I would have hoped things had improved in the last 20 years. Apparently they haven't, at least in Cuba.

[–] [email protected] 8 points 2 months ago (1 children)

I'd be more amazed if they where able to build that capacity behind an American blockade

[–] FlyingSquid 3 points 2 months ago

It's an embargo, not a blockade. Plenty of other countries trade with Cuba. In fact, Canadians go to Cuban resorts on the regular.

[–] [email protected] 12 points 2 months ago* (last edited 2 months ago)

For a historical analogue check out what happened in Italy on 28. September 2003. One international line in Switzerland sparked to a tree, and got shut down, that caused a cascade where the other lines to France were overheating and getting shut down a few minutes after, and Italy didn't manage to shed enough load in time to keep up their frequency internally, then everything shut off when it drooped low enough. Took them 18 hours afterwards to get the whole grid back online.

[–] [email protected] 12 points 2 months ago (1 children)

Electric grids are really tough to get back online from what I've read. Rolling blackouts help keep things online, but if the whole thing goes down at once it's tricky to get all the generators on the same timing for their 60/50 Hz transmission lines.

[–] InverseParallax 4 points 2 months ago

If you keep proactive with rolling blackouts you have a chance, but if you are slacking even a bit all the spinning plates fall at once.

[–] [email protected] 7 points 2 months ago

If demand exceeds supply, the whole grid will fail as the voltage/frequency drop trips all sorts of safety systems meant to protect the grid and the devices connected to them. Normally the supply and demand are continually balanced to avoid this.

If a major plant goes offline and you don't shut down equal demand at the same time (usually by disabling entire neighborhoods) then this is the result.

[–] InverseParallax 6 points 2 months ago

That's how power works, you miss your requirements by even a little and you can get cascading failures if you haven't engineered things well and your guys aren't sharp.

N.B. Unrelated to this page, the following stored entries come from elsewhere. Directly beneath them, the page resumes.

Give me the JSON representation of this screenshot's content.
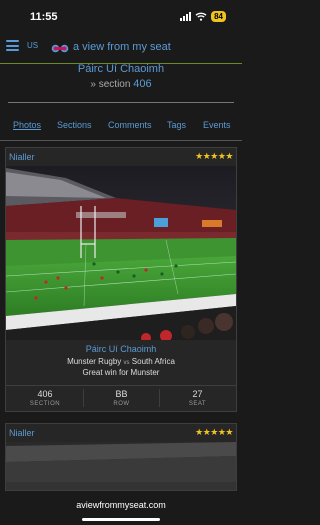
{
  "status": {
    "time": "11:55",
    "battery": "84"
  },
  "header": {
    "region": "US",
    "title": "a view from my seat",
    "logo_icon": "binoculars-icon"
  },
  "venue": {
    "name": "Páirc Uí Chaoimh",
    "section_prefix": "»",
    "section_label": "section",
    "section_number": "406"
  },
  "tabs": [
    {
      "label": "Photos",
      "active": true
    },
    {
      "label": "Sections",
      "active": false
    },
    {
      "label": "Comments",
      "active": false
    },
    {
      "label": "Tags",
      "active": false
    },
    {
      "label": "Events",
      "active": false
    }
  ],
  "photos": [
    {
      "user": "Nialler",
      "stars": "★★★★★",
      "venue": "Páirc Uí Chaoimh",
      "event_home": "Munster Rugby",
      "event_vs": "vs",
      "event_away": "South Africa",
      "comment": "Great win for Munster",
      "stats": [
        {
          "value": "406",
          "label": "SECTION"
        },
        {
          "value": "BB",
          "label": "ROW"
        },
        {
          "value": "27",
          "label": "SEAT"
        }
      ]
    },
    {
      "user": "Nialler",
      "stars": "★★★★★"
    }
  ],
  "browser": {
    "url": "aviewfrommyseat.com"
  },
  "colors": {
    "accent": "#5b9bd5",
    "star": "#f0c420",
    "pitch": "#3f9a2e",
    "header_rule": "#6a8a2a"
  }
}
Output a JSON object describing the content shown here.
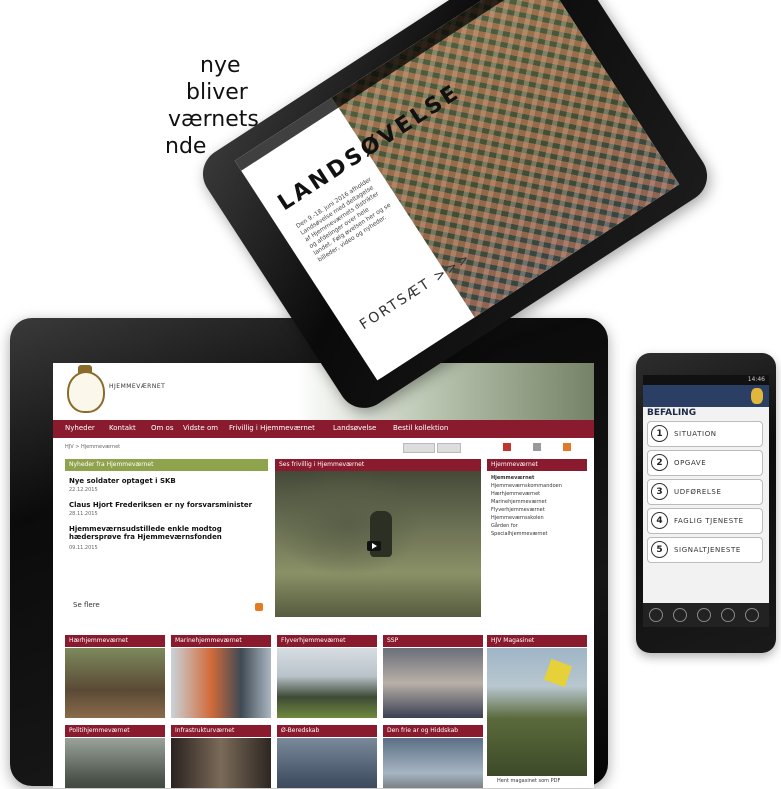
{
  "intro": {
    "line1": "nye",
    "line2": "bliver",
    "line3": "værnets",
    "line4": "nde"
  },
  "android": {
    "title": "LANDSØVELSE",
    "body": "Den 9.-18. juni 2016 afholder Landsøvelse med deltagelse af Hjemmeværnets distrikter og afdelinger over hele landet. Følg øvelsen her og se billeder, video og nyheder.",
    "cta": "FORTSÆT >>>"
  },
  "phone": {
    "clock": "14:46",
    "heading": "BEFALING",
    "items": [
      {
        "num": "1",
        "label": "SITUATION"
      },
      {
        "num": "2",
        "label": "OPGAVE"
      },
      {
        "num": "3",
        "label": "UDFØRELSE"
      },
      {
        "num": "4",
        "label": "FAGLIG TJENESTE"
      },
      {
        "num": "5",
        "label": "SIGNALTJENESTE"
      }
    ]
  },
  "website": {
    "site_name": "HJEMMEVÆRNET",
    "nav": [
      "Nyheder",
      "Kontakt",
      "Om os",
      "Vidste om",
      "Frivillig i Hjemmeværnet",
      "Landsøvelse",
      "Bestil kollektion"
    ],
    "breadcrumb": "HJV > Hjemmeværnet",
    "news_header": "Nyheder fra Hjemmeværnet",
    "news": [
      {
        "title": "Nye soldater optaget i SKB",
        "date": "22.12.2015"
      },
      {
        "title": "Claus Hjort Frederiksen er ny forsvarsminister",
        "date": "28.11.2015"
      },
      {
        "title": "Hjemmeværnsudstillede enkle modtog hædersprøve fra Hjemmeværnsfonden",
        "date": "09.11.2015"
      }
    ],
    "see_all": "Se flere",
    "video_header": "Ses frivillig i Hjemmeværnet",
    "side_header": "Hjemmeværnet",
    "side_links": [
      "Hjemmeværnet",
      "Hjemmeværnskommandoen",
      "Hærhjemmeværnet",
      "Marinehjemmeværnet",
      "Flyverhjemmeværnet",
      "Hjemmeværnsskolen",
      "Gården for",
      "Specialhjemmeværnet"
    ],
    "tiles": [
      "Hærhjemmeværnet",
      "Marinehjemmeværnet",
      "Flyverhjemmeværnet",
      "SSP",
      "Politihjemmeværnet",
      "Infrastrukturværnet",
      "Ø-Beredskab",
      "Den frie ar og Hiddskab"
    ],
    "magazine_header": "HJV Magasinet",
    "magazine_link": "Hent magasinet som PDF"
  }
}
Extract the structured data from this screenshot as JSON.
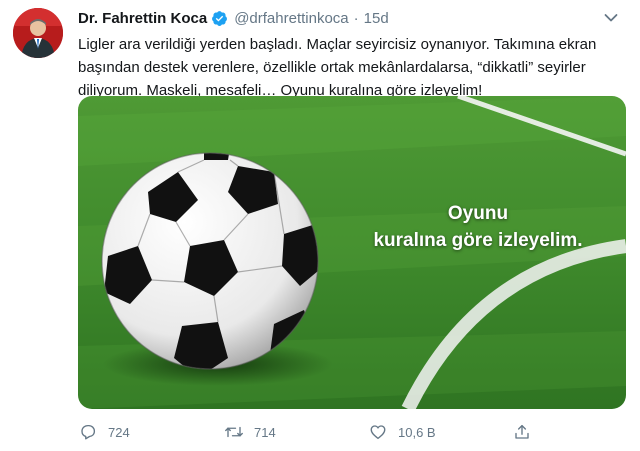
{
  "tweet": {
    "author_name": "Dr. Fahrettin Koca",
    "handle": "@drfahrettinkoca",
    "separator": "·",
    "time": "15d",
    "text": "Ligler ara verildiği yerden başladı. Maçlar seyircisiz oynanıyor. Takımına ekran başından destek verenlere, özellikle ortak mekânlardalarsa, “dikkatli” seyirler diliyorum. Maskeli, mesafeli… Oyunu kuralına göre izleyelim!",
    "media": {
      "overlay_line1": "Oyunu",
      "overlay_line2": "kuralına göre izleyelim."
    },
    "actions": {
      "reply_count": "724",
      "retweet_count": "714",
      "like_count": "10,6 B"
    }
  },
  "colors": {
    "accent": "#1da1f2",
    "muted": "#657786",
    "grass": "#3f8a2c"
  },
  "icons": [
    "verified-badge-icon",
    "chevron-down-icon",
    "reply-icon",
    "retweet-icon",
    "like-icon",
    "share-icon"
  ]
}
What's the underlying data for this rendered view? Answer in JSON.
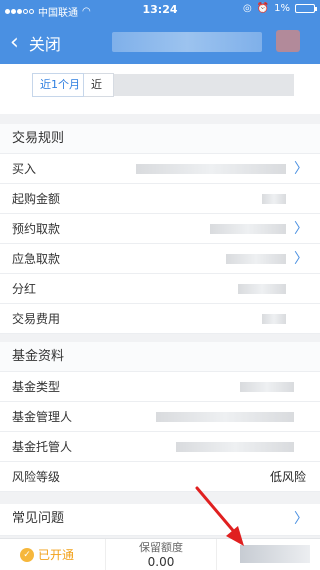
{
  "status": {
    "carrier": "中国联通",
    "time": "13:24",
    "battery": "1%"
  },
  "nav": {
    "back_label": "关闭"
  },
  "periods": {
    "tab1": "近1个月",
    "tab2": "近"
  },
  "trade_rules": {
    "title": "交易规则",
    "items": [
      {
        "label": "买入",
        "has_arrow": true
      },
      {
        "label": "起购金额",
        "has_arrow": false
      },
      {
        "label": "预约取款",
        "has_arrow": true
      },
      {
        "label": "应急取款",
        "has_arrow": true
      },
      {
        "label": "分红",
        "has_arrow": false
      },
      {
        "label": "交易费用",
        "has_arrow": false
      }
    ]
  },
  "fund_info": {
    "title": "基金资料",
    "items": [
      {
        "label": "基金类型"
      },
      {
        "label": "基金管理人"
      },
      {
        "label": "基金托管人"
      },
      {
        "label": "风险等级",
        "value": "低风险"
      }
    ]
  },
  "faq": {
    "label": "常见问题"
  },
  "bottom": {
    "opened_label": "已开通",
    "reserve_label": "保留额度",
    "reserve_value": "0.00"
  },
  "colors": {
    "accent": "#4a90e2",
    "opened": "#f2a21b",
    "annotation": "#e02020"
  }
}
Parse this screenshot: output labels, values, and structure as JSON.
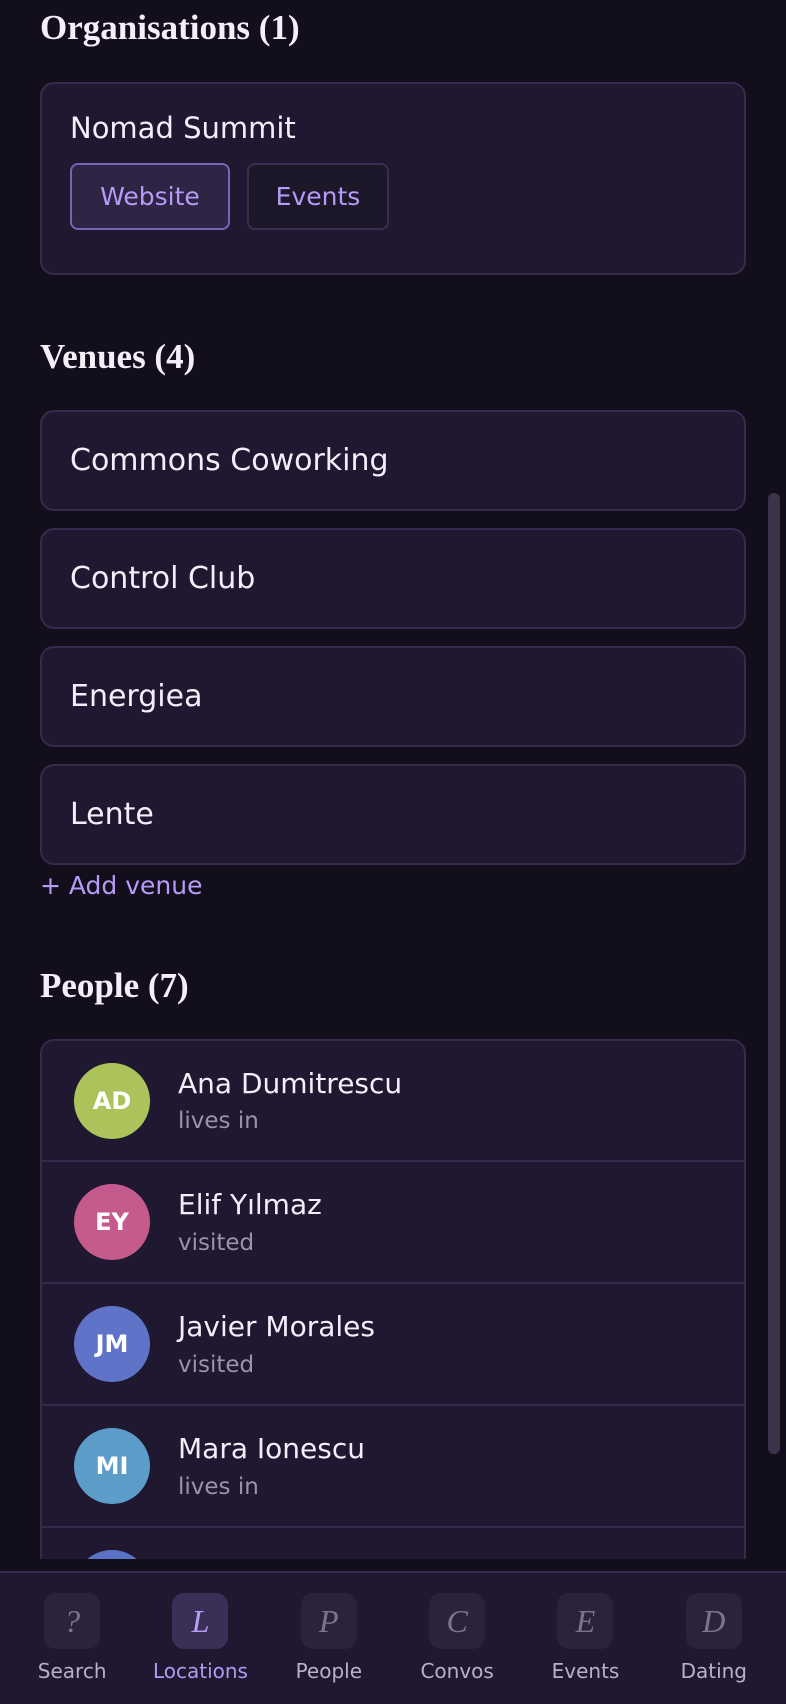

Power engineering is not something casual, it's brutal and if you aren't on your toes then your toes will leave black sooty marks where they were.

We spend insane amounts of money keeping things going, Cuba probably cut corners and couldn't do upgrades due to sanctions/embargoes.

[–] [email protected] 6 points 2 months ago

https://en.m.wikipedia.org/wiki/Northeast_blackout_of_2003

The blackout's proximate cause was a software bug in the alarm system at the control room of FirstEnergy, which rendered operators unaware of the need to redistribute load after overloaded transmission lines drooped into foliage. What should have been a manageable local blackout cascaded into the collapse of much of the Northeast regional electricity distribution system.

Not a plant but another example of something that should have been small causing massive outages. From what I know talking to people who've worked for the province's grid operator, it's a massive job to keep everything going.